Gold has minimal international functions. I have no idea what you're
talkinga bout when you say its main purpose is settling international
exchange rates. Those are set on foreign exchange markets. There's an
implicit gold price involved, but it's just a reflection of what the FX
markets decide. With fixed-rate currencies - there are a few left, though
their number is dwindling -  their value is tied to another currency, like
the US dollar or French franc.

>>This guaranteed the value of money alright, but it was very
>>harsh; a lot of output had to be sacrificed in order to
>>maintain the value of money.
>
>This is not true: there is nothing in Marx or a Marx inspired reading of
>the evidence to suggest such a conclusion.

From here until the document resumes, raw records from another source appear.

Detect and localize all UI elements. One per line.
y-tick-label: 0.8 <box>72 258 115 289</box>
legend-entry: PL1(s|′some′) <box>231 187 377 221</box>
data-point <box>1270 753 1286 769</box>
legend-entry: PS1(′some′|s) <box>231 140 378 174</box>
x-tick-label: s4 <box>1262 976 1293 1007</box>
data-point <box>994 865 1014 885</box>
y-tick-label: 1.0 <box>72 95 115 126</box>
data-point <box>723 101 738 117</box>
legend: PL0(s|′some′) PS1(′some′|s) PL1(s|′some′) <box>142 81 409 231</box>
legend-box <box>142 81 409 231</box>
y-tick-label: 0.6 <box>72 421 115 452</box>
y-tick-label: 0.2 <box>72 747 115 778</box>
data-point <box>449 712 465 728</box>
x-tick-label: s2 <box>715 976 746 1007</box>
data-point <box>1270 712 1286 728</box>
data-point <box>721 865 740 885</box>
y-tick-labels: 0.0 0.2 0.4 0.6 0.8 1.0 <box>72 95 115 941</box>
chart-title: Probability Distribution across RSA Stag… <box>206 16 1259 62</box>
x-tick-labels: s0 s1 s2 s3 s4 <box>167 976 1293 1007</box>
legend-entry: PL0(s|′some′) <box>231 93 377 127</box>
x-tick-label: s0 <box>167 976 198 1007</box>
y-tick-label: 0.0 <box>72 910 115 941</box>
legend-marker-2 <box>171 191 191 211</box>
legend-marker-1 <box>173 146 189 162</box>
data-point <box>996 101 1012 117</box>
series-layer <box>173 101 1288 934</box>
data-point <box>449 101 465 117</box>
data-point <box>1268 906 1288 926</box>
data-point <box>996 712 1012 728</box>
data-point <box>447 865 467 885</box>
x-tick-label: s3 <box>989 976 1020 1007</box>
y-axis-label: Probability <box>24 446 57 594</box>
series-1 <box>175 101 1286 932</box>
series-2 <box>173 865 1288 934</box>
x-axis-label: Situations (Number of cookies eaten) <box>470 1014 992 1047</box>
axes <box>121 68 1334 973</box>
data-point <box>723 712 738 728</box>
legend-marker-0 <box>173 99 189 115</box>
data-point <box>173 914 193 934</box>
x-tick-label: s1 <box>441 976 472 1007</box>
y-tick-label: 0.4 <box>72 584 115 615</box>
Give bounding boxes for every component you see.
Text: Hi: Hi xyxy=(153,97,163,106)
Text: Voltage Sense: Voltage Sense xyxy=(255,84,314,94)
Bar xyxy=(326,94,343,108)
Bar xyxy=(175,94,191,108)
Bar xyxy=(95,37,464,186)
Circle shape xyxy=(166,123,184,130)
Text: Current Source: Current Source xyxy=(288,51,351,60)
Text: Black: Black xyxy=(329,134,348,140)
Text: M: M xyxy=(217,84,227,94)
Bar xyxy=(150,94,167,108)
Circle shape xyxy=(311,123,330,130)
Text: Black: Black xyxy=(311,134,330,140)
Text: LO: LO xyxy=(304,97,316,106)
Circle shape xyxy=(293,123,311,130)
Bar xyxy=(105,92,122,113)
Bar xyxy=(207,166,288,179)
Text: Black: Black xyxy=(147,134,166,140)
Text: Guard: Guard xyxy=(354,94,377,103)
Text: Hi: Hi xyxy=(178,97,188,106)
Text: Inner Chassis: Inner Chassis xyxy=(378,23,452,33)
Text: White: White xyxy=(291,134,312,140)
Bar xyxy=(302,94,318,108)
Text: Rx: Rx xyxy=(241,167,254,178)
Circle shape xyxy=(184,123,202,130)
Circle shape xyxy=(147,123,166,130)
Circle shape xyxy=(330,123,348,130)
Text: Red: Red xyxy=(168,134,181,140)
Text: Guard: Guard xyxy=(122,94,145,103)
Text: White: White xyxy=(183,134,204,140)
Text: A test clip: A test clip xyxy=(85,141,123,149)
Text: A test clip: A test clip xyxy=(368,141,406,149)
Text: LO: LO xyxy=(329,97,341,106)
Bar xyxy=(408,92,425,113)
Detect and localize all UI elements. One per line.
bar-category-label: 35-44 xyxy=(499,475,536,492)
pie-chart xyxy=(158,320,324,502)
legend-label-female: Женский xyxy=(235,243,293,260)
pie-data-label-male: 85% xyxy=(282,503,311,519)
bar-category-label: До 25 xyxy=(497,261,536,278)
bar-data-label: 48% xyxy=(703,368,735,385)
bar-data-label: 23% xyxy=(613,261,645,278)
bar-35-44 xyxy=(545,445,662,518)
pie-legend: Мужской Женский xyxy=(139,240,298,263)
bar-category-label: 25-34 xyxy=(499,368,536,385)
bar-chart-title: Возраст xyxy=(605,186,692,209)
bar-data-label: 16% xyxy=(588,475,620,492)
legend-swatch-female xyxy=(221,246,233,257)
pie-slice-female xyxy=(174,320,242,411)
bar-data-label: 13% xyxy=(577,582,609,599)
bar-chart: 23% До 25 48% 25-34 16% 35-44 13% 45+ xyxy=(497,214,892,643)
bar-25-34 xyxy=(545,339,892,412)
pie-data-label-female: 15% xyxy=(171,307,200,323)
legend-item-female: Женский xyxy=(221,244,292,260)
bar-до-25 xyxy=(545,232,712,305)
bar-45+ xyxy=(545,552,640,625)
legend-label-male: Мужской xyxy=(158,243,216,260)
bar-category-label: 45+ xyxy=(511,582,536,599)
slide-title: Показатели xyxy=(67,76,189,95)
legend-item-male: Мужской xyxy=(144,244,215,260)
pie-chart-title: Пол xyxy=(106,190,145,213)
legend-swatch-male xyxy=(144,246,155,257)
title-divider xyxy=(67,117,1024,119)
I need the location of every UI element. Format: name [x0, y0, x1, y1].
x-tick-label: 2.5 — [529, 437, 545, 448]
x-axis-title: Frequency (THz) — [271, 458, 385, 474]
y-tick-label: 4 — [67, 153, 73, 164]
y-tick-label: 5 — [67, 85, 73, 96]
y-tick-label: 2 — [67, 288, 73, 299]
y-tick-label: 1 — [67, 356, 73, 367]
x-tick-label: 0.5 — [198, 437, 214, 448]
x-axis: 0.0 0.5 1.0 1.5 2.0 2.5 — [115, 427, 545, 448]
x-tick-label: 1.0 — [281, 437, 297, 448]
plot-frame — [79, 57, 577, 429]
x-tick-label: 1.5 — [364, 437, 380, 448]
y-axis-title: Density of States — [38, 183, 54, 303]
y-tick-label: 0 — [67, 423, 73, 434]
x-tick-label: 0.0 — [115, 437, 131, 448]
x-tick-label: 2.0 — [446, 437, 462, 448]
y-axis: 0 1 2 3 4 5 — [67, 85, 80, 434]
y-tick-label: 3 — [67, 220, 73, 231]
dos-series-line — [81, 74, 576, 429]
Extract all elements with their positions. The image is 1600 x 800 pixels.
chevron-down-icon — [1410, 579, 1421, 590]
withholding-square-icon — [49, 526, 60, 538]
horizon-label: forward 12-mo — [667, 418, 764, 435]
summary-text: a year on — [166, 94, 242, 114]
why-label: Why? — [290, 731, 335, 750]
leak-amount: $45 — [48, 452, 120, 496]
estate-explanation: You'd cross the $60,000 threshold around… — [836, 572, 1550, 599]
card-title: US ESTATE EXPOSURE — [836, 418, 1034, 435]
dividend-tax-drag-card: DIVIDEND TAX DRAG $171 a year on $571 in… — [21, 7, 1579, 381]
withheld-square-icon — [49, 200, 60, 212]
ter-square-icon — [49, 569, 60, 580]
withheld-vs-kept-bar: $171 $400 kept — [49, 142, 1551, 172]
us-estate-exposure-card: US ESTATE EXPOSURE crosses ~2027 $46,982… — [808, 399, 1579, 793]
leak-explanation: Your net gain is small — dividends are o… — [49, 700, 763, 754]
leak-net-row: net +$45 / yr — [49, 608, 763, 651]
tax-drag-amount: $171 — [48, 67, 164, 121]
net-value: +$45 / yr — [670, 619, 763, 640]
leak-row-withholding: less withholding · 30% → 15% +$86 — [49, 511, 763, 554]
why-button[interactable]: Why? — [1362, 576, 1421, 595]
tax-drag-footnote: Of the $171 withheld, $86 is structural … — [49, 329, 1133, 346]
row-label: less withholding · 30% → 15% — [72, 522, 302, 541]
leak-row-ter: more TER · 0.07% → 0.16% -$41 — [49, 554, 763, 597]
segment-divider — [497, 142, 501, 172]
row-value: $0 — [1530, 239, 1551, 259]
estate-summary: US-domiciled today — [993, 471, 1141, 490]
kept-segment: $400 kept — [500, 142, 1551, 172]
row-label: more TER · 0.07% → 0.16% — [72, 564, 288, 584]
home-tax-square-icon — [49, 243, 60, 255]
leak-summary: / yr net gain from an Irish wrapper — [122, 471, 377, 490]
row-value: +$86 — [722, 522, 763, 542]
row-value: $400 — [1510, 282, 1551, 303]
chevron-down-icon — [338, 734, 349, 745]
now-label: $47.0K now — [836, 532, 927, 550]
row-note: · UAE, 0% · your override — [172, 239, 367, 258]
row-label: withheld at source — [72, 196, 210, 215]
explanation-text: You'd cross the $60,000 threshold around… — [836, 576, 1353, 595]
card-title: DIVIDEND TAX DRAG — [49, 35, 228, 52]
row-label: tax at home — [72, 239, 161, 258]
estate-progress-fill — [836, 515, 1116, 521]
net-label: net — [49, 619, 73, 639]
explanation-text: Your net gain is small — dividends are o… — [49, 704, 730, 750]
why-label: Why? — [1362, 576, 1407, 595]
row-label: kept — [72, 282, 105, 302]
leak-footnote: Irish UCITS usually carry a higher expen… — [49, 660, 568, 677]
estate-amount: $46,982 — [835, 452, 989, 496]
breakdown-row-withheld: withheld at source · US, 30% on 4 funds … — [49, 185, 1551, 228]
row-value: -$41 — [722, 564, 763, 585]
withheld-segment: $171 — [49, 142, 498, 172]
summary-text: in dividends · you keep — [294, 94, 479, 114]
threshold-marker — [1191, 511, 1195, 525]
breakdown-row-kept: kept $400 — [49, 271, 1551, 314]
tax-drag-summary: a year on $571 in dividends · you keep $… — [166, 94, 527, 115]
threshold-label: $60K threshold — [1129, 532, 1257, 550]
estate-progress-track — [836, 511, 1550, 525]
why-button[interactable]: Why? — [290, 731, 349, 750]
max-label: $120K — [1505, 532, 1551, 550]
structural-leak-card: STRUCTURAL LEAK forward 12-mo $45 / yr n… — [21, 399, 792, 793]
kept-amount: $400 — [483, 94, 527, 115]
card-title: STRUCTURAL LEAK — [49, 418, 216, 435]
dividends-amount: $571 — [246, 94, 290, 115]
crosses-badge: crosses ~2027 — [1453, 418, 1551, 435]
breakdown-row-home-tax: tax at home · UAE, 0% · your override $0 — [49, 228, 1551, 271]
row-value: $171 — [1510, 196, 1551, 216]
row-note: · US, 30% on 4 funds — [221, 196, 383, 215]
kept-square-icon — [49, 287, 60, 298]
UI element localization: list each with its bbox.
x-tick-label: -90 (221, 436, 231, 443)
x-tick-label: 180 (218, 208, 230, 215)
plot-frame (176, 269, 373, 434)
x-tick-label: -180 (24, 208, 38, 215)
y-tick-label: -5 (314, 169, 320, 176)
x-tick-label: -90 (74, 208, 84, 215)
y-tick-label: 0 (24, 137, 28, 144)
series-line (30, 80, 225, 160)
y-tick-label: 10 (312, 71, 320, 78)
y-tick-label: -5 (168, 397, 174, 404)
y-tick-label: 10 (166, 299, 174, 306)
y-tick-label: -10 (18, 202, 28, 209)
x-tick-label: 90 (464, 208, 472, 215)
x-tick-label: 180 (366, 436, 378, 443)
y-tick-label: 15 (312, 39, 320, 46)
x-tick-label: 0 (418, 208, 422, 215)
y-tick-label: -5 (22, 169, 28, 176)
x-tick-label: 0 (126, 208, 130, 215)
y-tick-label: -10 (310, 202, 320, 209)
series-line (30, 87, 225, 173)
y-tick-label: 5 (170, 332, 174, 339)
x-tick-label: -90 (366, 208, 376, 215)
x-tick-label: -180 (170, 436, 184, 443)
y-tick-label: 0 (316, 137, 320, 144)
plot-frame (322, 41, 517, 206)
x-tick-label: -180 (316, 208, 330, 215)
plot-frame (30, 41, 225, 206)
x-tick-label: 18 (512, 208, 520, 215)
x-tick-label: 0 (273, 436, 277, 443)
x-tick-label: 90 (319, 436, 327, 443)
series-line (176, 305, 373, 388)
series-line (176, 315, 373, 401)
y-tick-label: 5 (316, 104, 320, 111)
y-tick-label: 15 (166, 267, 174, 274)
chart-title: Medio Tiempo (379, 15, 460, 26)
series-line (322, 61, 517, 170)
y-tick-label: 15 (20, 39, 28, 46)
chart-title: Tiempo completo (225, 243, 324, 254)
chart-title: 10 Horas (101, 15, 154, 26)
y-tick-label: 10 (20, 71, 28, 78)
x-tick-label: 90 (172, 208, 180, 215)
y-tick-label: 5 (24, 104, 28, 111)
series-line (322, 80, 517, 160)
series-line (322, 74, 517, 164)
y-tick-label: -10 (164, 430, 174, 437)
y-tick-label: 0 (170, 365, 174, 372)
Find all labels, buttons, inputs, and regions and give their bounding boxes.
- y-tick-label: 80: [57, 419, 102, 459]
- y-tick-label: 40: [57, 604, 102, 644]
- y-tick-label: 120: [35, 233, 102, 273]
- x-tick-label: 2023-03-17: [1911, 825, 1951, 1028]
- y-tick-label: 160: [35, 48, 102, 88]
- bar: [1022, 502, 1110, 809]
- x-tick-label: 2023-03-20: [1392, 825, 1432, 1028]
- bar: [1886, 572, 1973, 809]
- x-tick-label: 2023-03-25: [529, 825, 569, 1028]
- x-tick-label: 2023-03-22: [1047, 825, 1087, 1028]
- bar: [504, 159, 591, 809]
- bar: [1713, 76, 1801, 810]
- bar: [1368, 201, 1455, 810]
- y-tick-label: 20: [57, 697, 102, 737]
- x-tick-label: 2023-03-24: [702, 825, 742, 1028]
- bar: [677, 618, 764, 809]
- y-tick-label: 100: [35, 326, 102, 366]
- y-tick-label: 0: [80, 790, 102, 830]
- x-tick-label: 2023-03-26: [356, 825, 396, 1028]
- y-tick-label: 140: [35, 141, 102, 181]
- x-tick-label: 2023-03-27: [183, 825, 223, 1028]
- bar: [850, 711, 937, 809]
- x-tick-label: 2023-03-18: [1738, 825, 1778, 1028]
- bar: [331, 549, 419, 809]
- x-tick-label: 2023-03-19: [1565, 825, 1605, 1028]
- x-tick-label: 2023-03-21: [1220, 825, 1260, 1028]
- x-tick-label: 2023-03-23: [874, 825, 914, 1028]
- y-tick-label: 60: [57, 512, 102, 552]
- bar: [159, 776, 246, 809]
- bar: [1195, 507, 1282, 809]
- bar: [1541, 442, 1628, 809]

Capital vol. 3, pp. 648-649 of the Vintage/Penguin edition: Marx said that
in crises, commodities cannot be transformed "into money, i.e. into their
own purely fantastic form." To reverse a drain of gold, for example,
interest rates are driven up "to guarantee the conditions of this
convertibility.... But the basis for it is provided by the basis of the
mode of production itself. A devaluation of credit money (not to speak of a
complete loss of its monetary character, which is in any case purely
imaginary) would destroy all existing relationships. The value of
commodities is thus sacrificed in order to ensure the fantastic and
autonomous existence of this value in money. In any even, a money value is
only guaranteed as long as money itself is guaranteed. That is why many
millions' worth of commodities have to be sacrificed for a few millions in
money. This is unavoidable in capitalist production, and forms one of its
particular charms...."

>If you take a look at your currency you will see that it is produced by
>your equivalent of a government central bank. Private banks lost the
>right to issue their own currency some time ago. Contrary to what the
>voodoo economists will tell you, private banks cannot create something
>out of nothing. The idea that banks can create credit "at the stroke of
>a pen" is a piece of bullshit instigated by Keynes. Treat it with the
>contempt it deserves.

Keynes never deserves contempt, but I'll forget about that for the moment.
In actual practice, banks extend credit and seek to fund their loans later.
This happens at the level of an individual bank and also at the systemic
level. Under modern systems, credit growth is driven by private demand and
the central bank is called upon to provide the reserves to validate the
credits. Marx is usually considered an endogenist theorist of money,
meaning that the supply of money follows the needs of circulation rather
than vice versa, the exogenous approach of Friedman and the monetarists.